Cancer patients undergoing certain types of therapy are at an increased risk for developing hypomagnesemia, or low blood magnesium levels. Why does this matter? Low levels of magnesium can lead to cardiovascular, neuromuscular, and behavioral changes, including ventricular tachycardia/fibrillation, atrial fibrillation, weakness, confusion, ataxia, agitation, and tremors.1
The most commonly used drugs in oncology that often lead to hypomagnesemia are Cisplatin and Erbitux. These drugs affect magnesium levels by acting in various ways on the kidneys. Cisplatin, an alkylating chemotherapeutic agent known for its nephrotoxicity, often affects normal renal tubular function, and magnesium is more easily wasted. The incidence of magnesium depletion increases as more Cisplatin is given. Erbitux is an epidermal growth factor receptor (EGFR) inhibitor that is thought to cause magnesium depletion because of the high expression of EGFR by the kidneys.3
Beyond the initial pharmacodynamics of these drugs, there are the potential side effects that can occur later, also increasing a patient's risk for hypomagnesemia. Diarrhea, nausea, vomiting, and malnutrition can all lead to depletion of magnesium.
How often does your institution check magnesium levels? Our practice has worked hard to redesign care plans to ensure magnesium levels are checked at the beginning of each cycle of chemo/biotherapy where hypomagnesemia is expected to be an issue. As for treating abnormal values, this is an area I often find a bit arbitrary.
I can honestly remember only one patient I have admitted for a low magnesium level, and he presented confused and ataxic, and his magnesium level was 0.7. The following table, provided by the NCI2, shows grading criteria for magnesium severity:
- Grade 0 = within normal limits
- Grade 1 = 1.2mg/dL to LLN
- Grade 2 = 0.9-1.2mg/dL
- Grade 3 = 0.7-0.9mg/dL
- Grade 4 = less than 0.7mg/dL
- Grade 5 = death
Typically, our patients present for their routine therapy, such as the treatments mentioned above, and their lab work will show a slightly low magnesium level, usually grade 1. We often give these patients 2-4 grams of IV magnesium and recheck the following week, and usually they are low again. These patients typically are not good candidates for oral magnesium replacement such as MagOx, because oral preparations often cause diarrhea, which can lead to worsening magnesium levels.
Interestingly, for patients who are asymptomatic and have grade 1 hypomagnesemia (which is the case with most of my patients), treatment is not necessary. For patients with grade 2, weekly IV replacement of four grams is a starting point, though IV replacement is usually insufficient, because magnesium levels tend to fall 3-4 days after replacement.3
In these cases, it is recommended to start checking levels every other day to help guide replacement needs. But how realistic is this? How many patients can feasibly return to the doctor's office for lab work that often?
Perhaps the more important factor is good clinical assessment skills, which we all know is an area where nurses excel and can make a huge difference. In your assessment of the patient, pay attention to clues such as mental status changes or hyperactive deep tendon reflexes. Because patients with severely low magnesium levels usually also have severe hypocalcemia (due to effects on parathyroid hormones), you should also look for positive Chvostek and Trousseau signs.

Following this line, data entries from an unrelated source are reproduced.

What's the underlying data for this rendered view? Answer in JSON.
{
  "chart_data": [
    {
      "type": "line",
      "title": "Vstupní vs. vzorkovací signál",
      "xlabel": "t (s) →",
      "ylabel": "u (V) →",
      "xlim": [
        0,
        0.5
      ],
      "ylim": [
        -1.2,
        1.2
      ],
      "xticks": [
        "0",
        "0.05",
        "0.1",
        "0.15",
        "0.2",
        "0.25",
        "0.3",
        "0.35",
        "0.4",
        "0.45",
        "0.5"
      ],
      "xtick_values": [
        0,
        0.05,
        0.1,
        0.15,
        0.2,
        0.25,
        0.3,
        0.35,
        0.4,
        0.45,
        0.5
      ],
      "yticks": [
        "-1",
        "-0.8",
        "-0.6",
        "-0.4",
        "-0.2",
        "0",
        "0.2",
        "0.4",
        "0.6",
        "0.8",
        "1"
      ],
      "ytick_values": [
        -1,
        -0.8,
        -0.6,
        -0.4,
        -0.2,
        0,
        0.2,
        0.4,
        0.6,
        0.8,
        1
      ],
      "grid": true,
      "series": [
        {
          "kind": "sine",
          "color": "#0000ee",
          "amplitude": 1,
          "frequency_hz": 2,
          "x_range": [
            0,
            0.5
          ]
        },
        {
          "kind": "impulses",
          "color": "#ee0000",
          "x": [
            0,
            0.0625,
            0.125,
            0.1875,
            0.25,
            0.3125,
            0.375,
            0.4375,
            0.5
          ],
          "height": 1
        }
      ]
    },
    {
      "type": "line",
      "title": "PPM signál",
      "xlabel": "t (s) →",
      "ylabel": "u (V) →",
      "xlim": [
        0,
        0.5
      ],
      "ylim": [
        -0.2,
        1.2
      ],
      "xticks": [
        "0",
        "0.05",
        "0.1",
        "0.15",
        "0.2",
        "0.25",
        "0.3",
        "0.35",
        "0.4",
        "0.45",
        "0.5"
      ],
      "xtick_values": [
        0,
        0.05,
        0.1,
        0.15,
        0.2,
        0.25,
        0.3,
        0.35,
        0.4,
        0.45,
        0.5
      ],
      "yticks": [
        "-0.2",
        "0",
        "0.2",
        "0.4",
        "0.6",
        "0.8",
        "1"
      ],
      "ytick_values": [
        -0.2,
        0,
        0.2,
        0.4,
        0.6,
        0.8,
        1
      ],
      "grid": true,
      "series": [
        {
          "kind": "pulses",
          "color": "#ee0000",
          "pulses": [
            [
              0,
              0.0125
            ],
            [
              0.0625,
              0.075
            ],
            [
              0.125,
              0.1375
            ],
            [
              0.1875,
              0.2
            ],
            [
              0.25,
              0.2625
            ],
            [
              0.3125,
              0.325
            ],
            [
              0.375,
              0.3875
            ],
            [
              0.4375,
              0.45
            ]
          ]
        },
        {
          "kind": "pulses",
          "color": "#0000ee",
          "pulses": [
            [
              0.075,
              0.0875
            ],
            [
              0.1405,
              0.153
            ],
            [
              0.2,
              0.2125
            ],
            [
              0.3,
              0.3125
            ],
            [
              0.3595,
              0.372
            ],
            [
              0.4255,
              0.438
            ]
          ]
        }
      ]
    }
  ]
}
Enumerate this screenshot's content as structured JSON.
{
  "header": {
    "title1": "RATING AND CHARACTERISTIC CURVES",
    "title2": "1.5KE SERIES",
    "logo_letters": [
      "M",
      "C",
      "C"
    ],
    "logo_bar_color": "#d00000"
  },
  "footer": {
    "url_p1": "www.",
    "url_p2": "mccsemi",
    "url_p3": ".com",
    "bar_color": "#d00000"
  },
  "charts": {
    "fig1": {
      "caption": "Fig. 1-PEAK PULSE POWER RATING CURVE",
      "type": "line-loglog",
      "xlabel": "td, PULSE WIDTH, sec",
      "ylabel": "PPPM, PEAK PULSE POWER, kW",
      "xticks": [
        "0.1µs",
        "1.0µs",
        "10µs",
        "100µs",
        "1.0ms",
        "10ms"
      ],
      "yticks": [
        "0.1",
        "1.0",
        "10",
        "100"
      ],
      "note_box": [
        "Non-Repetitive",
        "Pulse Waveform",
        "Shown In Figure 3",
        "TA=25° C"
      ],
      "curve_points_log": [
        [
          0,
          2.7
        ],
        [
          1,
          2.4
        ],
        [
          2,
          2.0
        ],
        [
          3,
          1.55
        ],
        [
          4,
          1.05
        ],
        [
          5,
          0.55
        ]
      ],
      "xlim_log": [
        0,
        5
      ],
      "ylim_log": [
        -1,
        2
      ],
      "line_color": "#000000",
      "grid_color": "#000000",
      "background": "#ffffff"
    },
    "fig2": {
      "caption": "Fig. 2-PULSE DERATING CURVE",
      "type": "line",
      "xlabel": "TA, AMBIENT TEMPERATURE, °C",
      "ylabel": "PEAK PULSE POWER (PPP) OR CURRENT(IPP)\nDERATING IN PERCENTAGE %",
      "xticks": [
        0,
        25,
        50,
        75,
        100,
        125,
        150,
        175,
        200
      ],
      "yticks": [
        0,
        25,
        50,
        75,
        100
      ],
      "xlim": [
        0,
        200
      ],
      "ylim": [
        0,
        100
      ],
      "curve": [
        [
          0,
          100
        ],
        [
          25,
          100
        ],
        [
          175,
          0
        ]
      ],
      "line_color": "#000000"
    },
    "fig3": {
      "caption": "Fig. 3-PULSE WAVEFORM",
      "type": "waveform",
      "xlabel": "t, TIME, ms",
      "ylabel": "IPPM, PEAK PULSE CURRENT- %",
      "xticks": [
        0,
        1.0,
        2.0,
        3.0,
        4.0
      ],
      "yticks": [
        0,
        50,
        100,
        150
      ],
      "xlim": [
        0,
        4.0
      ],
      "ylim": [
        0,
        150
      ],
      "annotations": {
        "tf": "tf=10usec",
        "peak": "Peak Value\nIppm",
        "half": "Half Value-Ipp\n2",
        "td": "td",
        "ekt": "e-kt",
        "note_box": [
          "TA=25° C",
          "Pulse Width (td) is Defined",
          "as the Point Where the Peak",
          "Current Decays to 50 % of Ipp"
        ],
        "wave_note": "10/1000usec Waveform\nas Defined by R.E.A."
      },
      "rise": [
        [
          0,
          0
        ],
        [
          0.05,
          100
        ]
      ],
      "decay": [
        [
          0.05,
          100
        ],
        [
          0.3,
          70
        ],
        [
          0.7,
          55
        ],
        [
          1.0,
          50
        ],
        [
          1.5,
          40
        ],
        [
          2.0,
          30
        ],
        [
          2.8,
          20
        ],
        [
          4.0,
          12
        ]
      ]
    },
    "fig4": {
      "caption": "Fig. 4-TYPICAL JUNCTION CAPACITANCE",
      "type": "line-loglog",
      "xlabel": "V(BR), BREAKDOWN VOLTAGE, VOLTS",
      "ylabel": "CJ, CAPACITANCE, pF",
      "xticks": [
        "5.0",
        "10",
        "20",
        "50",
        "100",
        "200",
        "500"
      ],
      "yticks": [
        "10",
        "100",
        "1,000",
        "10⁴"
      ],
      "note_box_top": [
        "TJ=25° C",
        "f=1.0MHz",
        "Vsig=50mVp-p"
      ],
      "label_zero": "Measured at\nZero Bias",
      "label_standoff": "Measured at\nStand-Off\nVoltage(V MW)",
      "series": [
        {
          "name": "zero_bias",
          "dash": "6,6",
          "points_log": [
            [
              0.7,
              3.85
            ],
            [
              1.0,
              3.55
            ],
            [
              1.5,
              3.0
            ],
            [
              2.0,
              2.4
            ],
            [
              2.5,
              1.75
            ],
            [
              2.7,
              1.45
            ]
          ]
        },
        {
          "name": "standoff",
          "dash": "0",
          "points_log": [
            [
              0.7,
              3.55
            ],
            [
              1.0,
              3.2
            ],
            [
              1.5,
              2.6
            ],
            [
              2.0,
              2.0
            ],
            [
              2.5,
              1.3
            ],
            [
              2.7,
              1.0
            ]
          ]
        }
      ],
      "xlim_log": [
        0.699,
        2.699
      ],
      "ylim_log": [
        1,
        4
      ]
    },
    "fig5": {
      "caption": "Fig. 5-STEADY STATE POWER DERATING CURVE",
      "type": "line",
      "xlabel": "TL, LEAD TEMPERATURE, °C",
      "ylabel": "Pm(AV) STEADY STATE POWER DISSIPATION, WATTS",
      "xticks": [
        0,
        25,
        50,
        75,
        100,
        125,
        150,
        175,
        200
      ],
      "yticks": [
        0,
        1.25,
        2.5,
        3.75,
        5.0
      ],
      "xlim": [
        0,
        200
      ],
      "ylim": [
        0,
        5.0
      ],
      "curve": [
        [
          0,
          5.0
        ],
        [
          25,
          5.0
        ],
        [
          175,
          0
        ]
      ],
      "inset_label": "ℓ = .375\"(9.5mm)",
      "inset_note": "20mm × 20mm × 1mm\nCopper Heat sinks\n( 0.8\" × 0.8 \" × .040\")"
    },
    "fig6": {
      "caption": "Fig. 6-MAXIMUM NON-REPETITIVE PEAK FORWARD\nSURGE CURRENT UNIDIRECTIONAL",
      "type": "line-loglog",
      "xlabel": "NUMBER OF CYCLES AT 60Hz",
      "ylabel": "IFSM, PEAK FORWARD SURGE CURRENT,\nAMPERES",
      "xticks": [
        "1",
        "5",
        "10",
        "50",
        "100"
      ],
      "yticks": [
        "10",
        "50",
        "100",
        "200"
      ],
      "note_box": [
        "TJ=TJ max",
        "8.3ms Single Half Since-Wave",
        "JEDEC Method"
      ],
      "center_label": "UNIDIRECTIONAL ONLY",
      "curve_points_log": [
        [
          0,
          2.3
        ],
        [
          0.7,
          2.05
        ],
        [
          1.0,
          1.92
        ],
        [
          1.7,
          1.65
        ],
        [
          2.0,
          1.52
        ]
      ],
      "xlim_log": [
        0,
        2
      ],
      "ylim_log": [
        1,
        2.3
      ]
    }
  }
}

Nurses can also make a difference in educating patients on ways to improve magnesium levels naturally. Helpful foods include green leafy vegetables, nuts, beans, and even cocoa. However, this will likely not be effective in patients who struggle with malnutrition or alcoholism.3
What is the protocol at your cancer center? How often are you checking levels? How and when do you give replacement therapy, whether oral or IV? The literature out there is somewhat limited, and I'm curious as to what is really happening in everyday practice settings.
- Agus, Goldfarb, & Forman (2012). Signs and symptoms of magnesium depletion. www.uptodate.com Accessed May 4, 2013.
- National Cancer Institute (2010). Common Terminology Criteria for Adverse Events (CTCAE) Version 4.0 Ė hypomagnesemia grading scale.
- Saif, M.W. (2008). Management of Hypomagnesemia in cancer patients receiving chemotherapy. The Journal of Supportive Oncology, 6(5), 243-248.